Rather than dichotomizing between perceptions that are accurate and those that are "distorted," the schema notion helps us to see that all perception is a selective construction, in some respects a creative act. It is not arbitrary, but it never lacks the personal element. Even the supposedly "objective" observations that underlie scientific theory building are richly suffused with the idiosyncratic and personal, as modern philosophers of science--Polanyi (e.g., 1958, 1966) in particular--have strongly emphasized. In the perception of other persons, and especially in the perception of their intentions and affective states and qualities, the variability from observer to observer is so great that it is extraordinary that a sharp distinction between "accurate" and "distorted" perceptions could have been retained for so long. To be sure, each patient's experience of the analyst is highly individual and shaped by personal needs and fantasies. But consider the enormous variation in perception of the analyst by those other than his patients--the differences in how he is experienced by his spouse, his children, his teachers, his students, his friends, his rivals. Which is the "undistorted" standard from which the transference distortion varies?
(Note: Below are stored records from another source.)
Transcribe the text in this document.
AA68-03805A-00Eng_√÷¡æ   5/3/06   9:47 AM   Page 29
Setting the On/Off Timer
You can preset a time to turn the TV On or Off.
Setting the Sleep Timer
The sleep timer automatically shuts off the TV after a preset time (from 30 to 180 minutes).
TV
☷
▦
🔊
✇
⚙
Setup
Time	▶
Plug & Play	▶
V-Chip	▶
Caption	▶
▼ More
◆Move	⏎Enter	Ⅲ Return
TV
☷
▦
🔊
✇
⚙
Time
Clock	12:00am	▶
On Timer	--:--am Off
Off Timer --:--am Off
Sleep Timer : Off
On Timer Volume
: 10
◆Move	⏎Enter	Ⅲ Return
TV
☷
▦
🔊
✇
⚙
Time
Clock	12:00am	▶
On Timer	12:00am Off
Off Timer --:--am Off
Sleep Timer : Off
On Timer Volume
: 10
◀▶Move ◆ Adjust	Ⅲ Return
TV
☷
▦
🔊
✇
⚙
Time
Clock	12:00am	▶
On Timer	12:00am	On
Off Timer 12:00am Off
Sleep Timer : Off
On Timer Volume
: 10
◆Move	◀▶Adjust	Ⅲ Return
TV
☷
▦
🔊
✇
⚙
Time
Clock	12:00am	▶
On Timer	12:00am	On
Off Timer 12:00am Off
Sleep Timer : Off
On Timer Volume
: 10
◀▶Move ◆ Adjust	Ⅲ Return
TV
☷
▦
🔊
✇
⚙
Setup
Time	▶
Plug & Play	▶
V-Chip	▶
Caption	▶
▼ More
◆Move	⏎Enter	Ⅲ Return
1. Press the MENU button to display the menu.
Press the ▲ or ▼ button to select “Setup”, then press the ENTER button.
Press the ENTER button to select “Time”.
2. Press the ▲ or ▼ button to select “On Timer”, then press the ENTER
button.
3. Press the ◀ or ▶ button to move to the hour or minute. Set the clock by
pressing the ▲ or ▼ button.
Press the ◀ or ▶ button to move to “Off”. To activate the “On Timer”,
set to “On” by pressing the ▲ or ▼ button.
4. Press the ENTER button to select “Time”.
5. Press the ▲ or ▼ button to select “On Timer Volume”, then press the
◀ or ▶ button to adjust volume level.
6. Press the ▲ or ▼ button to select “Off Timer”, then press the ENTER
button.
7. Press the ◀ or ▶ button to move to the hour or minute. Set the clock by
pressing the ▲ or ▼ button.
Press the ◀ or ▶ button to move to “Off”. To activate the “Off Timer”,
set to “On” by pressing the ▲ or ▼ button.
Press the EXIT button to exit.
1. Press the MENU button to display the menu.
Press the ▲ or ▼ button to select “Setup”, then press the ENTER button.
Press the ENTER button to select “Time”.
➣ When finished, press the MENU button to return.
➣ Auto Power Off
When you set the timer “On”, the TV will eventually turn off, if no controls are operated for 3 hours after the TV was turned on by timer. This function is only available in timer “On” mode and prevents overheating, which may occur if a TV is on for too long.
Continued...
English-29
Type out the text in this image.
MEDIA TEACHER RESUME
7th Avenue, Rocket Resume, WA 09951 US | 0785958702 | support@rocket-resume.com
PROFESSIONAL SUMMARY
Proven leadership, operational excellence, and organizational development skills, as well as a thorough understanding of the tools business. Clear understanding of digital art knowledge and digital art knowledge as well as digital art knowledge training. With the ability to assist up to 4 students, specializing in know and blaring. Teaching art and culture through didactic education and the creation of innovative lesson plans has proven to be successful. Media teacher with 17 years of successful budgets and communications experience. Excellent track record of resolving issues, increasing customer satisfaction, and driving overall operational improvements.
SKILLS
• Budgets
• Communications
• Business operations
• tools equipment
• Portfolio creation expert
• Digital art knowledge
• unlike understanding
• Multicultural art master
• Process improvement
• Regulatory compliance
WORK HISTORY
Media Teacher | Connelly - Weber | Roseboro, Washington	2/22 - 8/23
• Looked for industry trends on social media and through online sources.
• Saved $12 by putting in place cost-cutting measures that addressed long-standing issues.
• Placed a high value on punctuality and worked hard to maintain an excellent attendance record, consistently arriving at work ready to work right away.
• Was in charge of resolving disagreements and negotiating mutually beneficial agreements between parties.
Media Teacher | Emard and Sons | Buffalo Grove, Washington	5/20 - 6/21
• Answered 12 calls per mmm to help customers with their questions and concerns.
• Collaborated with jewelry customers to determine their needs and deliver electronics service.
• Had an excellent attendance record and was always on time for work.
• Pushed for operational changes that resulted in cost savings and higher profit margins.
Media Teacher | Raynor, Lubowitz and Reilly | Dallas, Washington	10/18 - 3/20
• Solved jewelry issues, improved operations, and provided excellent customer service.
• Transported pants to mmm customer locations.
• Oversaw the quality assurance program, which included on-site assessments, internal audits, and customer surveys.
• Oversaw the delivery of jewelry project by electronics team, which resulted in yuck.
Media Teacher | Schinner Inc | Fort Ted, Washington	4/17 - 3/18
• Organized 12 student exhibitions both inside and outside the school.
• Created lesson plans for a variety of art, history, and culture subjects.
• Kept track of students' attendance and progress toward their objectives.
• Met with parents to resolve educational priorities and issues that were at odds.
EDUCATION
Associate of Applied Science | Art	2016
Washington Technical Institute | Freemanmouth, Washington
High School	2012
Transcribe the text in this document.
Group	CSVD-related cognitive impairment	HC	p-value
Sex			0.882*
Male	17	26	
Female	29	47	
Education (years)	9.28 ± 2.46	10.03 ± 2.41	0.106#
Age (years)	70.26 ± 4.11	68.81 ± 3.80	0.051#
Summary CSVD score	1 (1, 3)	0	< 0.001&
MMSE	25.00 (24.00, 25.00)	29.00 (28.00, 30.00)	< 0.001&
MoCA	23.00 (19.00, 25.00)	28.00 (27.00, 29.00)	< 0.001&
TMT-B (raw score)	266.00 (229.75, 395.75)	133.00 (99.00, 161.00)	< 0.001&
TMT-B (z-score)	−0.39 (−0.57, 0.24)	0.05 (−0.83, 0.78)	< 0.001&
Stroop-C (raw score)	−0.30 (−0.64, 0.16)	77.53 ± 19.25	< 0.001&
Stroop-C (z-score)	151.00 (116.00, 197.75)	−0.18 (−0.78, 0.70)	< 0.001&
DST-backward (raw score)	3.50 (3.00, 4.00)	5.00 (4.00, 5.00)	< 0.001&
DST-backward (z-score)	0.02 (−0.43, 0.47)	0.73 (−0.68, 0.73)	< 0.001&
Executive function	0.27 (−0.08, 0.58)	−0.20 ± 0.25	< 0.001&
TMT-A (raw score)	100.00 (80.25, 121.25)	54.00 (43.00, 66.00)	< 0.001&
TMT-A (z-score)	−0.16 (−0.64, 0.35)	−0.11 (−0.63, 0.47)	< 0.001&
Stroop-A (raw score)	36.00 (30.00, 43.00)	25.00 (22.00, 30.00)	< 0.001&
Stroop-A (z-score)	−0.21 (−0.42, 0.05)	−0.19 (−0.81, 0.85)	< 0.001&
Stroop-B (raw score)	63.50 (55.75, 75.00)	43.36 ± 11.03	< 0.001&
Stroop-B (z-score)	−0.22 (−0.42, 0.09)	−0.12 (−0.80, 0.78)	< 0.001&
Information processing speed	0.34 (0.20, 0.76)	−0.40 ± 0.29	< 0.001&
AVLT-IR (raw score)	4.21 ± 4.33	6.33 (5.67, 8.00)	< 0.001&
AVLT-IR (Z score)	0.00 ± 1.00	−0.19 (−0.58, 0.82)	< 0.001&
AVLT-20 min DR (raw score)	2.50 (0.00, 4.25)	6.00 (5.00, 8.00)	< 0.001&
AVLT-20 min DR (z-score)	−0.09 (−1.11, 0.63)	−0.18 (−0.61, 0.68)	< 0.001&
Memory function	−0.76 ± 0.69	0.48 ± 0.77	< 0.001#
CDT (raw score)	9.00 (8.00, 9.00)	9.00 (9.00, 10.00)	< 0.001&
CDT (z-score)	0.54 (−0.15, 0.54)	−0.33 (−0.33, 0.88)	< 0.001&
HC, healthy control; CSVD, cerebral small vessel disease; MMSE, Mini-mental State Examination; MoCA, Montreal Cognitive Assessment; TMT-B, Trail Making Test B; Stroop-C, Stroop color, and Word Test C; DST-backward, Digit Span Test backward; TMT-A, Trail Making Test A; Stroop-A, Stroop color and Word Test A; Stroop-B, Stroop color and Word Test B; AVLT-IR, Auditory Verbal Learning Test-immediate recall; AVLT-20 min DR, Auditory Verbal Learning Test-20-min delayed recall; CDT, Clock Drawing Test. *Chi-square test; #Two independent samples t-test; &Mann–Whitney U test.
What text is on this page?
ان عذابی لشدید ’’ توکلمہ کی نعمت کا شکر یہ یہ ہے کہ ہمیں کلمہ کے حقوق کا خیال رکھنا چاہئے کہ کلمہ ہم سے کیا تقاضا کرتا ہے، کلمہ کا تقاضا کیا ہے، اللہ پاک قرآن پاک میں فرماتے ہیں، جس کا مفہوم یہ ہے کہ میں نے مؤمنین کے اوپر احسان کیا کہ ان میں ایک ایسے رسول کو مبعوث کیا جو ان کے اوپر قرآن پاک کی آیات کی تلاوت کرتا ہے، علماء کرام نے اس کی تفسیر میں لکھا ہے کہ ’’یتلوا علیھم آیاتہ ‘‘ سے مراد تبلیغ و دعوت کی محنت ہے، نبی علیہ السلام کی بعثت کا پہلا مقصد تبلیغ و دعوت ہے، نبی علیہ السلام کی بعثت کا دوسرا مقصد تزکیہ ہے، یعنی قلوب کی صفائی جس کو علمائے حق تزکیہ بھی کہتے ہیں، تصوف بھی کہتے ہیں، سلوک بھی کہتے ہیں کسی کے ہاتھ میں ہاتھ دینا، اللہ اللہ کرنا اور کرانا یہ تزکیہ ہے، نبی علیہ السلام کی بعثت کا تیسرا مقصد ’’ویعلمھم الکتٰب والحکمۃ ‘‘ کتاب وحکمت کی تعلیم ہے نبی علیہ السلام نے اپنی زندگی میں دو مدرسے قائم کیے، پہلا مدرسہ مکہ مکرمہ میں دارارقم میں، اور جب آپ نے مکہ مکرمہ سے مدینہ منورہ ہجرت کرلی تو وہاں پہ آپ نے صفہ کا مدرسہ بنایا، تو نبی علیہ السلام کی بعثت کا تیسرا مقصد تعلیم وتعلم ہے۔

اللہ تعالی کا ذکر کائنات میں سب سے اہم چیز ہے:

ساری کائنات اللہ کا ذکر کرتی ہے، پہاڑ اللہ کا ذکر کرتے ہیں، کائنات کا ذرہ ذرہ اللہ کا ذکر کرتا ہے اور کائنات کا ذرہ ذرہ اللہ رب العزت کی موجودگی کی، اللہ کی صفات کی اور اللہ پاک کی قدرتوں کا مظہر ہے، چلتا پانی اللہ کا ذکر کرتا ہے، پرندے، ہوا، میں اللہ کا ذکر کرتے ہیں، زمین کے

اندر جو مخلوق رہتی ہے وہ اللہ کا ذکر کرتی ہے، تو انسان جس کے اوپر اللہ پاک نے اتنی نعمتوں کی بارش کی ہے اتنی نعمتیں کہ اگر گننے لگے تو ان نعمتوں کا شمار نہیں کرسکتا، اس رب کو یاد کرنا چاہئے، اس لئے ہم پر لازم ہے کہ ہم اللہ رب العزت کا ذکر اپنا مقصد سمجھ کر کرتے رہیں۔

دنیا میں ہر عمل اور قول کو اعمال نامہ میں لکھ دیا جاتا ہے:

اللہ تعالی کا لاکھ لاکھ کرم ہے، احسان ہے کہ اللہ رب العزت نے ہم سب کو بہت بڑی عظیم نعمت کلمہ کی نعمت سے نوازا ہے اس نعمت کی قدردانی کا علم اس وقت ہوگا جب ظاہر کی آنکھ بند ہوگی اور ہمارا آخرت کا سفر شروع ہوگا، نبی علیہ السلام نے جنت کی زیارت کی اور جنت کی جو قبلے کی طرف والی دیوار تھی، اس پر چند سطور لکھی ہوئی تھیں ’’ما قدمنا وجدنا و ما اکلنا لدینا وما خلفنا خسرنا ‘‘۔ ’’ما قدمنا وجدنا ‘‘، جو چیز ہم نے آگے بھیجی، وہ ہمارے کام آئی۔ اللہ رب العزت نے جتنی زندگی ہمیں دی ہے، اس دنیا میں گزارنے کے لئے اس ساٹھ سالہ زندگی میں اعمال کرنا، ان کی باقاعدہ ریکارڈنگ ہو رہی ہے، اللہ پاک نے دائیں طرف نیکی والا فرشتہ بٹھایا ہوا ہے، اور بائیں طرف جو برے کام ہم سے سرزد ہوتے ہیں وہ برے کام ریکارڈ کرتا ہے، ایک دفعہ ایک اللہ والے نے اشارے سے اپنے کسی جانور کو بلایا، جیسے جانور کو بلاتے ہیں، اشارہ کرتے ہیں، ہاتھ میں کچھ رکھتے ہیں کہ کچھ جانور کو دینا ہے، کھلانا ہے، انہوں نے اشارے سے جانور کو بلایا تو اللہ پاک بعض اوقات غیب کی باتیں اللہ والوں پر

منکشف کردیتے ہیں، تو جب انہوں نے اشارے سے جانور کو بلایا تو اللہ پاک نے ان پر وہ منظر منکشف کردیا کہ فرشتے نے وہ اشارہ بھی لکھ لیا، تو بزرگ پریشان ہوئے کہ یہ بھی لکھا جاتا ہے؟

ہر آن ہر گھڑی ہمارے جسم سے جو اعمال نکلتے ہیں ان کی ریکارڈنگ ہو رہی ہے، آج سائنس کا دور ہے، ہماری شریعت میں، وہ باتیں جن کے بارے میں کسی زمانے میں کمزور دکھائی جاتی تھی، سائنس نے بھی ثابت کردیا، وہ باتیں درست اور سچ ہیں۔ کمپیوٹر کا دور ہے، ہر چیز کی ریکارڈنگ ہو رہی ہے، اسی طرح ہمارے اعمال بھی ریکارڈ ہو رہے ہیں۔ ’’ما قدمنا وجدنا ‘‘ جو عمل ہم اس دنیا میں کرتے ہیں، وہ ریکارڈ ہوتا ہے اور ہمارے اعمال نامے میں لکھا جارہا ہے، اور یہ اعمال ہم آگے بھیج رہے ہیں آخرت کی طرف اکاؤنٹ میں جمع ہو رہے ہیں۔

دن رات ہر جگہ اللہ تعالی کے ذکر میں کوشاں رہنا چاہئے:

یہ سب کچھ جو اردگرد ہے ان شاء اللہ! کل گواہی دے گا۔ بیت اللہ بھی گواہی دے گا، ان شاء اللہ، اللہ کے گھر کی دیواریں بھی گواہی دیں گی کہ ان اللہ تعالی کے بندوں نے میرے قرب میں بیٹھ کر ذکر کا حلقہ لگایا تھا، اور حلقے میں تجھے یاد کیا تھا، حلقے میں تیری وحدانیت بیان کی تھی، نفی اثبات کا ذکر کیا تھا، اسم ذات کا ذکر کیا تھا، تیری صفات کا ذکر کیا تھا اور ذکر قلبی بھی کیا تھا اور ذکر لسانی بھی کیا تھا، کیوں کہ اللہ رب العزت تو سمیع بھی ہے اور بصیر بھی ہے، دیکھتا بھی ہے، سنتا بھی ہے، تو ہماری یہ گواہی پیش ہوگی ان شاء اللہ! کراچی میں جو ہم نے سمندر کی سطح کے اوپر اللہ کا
Discussing the phenomena traditionally designated as transference in terms of schemas, assimilation, and accommodation does not present us with such conundrums. It avoids the sharp dichotomizing implicit in most discussions of transference, yet retains the clinical core. To recognize a unity in the modes of apprehending reality that encompasses both the transference perceptions of the analysand and the observations of the physicist or chemist is not to ignore the differences between the two, or to blunt the problematic features of the former. Indeed, it enables us to incorporate the role of the analyst's real properties and behavior not as something which somehow limits, reduces, or "excuses" the patient's highly personal interpretation, but as a way of amplifying it and gaining a finer sense of its determinants.
Ideally, one might expect to see a fairly even balance between assimilation and accommodation, with neither predominating to any great extent. In that case the individual would be able to be responsive to variations in environmental stimulation, while maintaining a certain consistency and managing to make sense out of new events on the basis of previous experience. The phenomena discussed in psychoanalytic writings under the rubric of transference suggest an imbalance in this ideal relationship, an excessive degree of assimilation that impedes efforts to adaptively gauge and deal with the events of the present. In attempting to account for how this imbalance comes about, two main lines of explanation seem to have developed.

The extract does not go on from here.